Q4: Just considering your statement about the potential to double the business over the midterm, what key strategies or initiatives does the business plan to implement, to achieve the ambitious growth?

A4: To a large extent, they’re already in place so they’re not products we need to build, contracts we need to win, the path to doubling the business is laid out and it’s more a question of execution, working with our customers who are these large global merchants to roll out their services to all of the local payment methods. So, to some extent, I can see the path to doubling the business without us relying on certain esoteric factors happening.

Can we do more things for Amazon which is contract we won 18 months ago, we’ve won some good local market business with Amazon for Amazon Prime, but what about Amazon e-commerce, what about AWS? So, there’s an expansion strategy within each of our large global merchants that gives us line of sight to doubling the business.

I think where it gets really exciting is when you think even beyond that, so with a five-year time horizon, what else can we do with this phenomenal platform that we’ve created that covers continents and hundreds of payment methods. We’re starting to make little exploratory moves into slightly adjacent verticals so we’ve started working with an online travel company in Asia for example we’re looking at ticketing, we’re looking at software subscriptions, we’re looking at other things. Maybe that’s where you go beyond just doubling the business and actually ramping this thing exponentially in the five-year time horizon.

Q5: Just to finish then, is there anything else that you’d like to add in regard to what we can expect to see from Boku over the next year?

A5: I think the other thing that I would say is back to the subject of how do we make ourselves more useful to our merchants, we’re very very good at creating harmonious APIs from disaggregated complex technology, either at carriers or wallets that are now increasingly at A2A.

There are two things that we need to do to really take advantage of this much much bigger market opportunity.

The first one is making sure that our platform and our back-end systems and processes scale with the business. So, there’s quite a lot of work happening behind the scenes to make sure that we are automated, that we have machines doing a lot of work to help us get from $10 billion of TPV, to be able to cope with $50/100 million of TPV down the line. So, there’s getting ready for the future piece of work.

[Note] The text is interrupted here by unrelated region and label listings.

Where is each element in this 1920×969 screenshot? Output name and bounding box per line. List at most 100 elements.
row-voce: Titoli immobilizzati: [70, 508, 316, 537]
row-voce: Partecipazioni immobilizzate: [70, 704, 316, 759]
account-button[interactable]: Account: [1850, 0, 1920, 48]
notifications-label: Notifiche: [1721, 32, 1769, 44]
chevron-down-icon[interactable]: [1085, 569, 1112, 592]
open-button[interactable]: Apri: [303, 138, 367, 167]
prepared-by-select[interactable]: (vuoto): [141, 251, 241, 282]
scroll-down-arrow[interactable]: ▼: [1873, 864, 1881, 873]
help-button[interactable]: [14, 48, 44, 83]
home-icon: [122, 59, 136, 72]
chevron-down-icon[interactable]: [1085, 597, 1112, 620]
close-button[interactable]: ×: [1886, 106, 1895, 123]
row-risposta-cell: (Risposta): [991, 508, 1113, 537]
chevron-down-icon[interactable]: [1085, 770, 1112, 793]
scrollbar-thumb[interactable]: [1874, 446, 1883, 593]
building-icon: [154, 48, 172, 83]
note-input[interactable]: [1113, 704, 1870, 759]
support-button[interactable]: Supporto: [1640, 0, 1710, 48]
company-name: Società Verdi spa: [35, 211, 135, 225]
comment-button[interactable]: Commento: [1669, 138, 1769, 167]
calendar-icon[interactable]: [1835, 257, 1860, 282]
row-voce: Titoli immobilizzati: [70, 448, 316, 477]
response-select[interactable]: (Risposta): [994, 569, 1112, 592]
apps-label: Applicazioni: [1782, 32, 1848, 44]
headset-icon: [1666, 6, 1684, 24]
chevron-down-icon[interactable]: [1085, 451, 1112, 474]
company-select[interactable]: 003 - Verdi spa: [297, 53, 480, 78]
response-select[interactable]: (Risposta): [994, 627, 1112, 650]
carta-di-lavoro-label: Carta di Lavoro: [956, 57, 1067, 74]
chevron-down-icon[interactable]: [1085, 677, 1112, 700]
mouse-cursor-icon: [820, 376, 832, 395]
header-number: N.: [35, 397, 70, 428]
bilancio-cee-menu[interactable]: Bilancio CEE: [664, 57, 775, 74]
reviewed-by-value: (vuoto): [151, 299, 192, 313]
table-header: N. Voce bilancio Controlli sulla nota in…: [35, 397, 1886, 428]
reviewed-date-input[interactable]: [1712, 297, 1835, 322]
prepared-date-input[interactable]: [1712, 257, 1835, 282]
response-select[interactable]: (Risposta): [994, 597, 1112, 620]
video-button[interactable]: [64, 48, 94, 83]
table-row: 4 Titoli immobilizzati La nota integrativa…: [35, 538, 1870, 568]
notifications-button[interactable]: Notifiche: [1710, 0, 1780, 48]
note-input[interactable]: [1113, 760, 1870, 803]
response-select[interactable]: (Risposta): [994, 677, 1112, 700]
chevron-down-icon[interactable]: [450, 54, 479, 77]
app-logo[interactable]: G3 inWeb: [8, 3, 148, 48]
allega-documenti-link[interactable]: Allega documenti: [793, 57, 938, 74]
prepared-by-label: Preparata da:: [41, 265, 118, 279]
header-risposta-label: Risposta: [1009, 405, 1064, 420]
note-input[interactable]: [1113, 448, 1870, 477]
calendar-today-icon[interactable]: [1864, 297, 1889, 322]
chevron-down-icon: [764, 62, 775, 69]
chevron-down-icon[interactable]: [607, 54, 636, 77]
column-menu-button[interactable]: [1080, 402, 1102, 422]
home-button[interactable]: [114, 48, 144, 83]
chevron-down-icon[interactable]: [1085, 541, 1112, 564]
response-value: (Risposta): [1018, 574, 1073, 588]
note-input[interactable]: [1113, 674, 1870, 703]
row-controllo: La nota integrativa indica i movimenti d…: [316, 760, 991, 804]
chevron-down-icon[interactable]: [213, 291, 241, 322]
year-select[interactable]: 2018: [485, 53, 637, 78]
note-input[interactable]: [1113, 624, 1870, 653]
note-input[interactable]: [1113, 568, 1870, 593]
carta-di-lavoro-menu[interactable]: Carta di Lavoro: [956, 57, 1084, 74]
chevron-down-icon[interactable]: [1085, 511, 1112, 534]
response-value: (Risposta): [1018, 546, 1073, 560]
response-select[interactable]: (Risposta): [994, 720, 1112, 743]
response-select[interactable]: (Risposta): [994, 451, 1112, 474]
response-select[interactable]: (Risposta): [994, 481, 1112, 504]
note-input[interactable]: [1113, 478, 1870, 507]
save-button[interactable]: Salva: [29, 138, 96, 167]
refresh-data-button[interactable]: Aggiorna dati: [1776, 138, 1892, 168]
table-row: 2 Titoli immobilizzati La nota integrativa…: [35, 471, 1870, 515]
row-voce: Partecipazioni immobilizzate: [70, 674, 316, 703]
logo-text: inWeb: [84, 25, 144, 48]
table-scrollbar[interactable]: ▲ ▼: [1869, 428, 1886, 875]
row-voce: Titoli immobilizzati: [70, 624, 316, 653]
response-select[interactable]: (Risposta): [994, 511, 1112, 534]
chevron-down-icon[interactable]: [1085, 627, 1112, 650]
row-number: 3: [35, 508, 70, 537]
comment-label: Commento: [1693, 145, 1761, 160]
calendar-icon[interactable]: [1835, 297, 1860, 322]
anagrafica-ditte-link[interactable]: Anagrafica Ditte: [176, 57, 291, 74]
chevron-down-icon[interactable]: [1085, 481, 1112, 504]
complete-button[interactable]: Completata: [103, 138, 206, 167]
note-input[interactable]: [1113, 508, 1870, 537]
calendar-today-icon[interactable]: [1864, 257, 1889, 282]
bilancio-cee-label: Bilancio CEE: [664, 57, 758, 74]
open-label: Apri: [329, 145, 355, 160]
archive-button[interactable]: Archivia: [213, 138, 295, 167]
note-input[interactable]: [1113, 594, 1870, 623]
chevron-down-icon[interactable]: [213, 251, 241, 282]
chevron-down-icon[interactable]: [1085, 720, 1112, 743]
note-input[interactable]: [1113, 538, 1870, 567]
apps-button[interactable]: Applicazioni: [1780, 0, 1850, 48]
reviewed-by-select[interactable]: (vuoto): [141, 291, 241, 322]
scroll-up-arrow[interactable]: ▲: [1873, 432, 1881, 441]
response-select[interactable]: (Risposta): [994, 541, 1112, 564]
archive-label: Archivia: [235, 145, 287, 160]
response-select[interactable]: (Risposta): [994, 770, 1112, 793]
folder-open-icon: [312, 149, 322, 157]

There’s then optimising the opportunity to help customers by moving money in more bases. So, as we do more work with wallets, we’ll be flowing more currency through our business which means we need to add to our existing portfolio of around 60 licenses to move money, 35 legal entities, hundreds of bank accounts so we need sophisticated treasury and money movement products to be able to help customers.

With that comes an opportunity for us to make more margin, if we’re flowing $50 billion through our business, there’s an opportunity to convert 10% of that flow then there’s an opportunity for FX margins on top of our existing take rates.

So, I think it’s all upside, and it’s all stuff that is being driven by the demands of our existing payments business.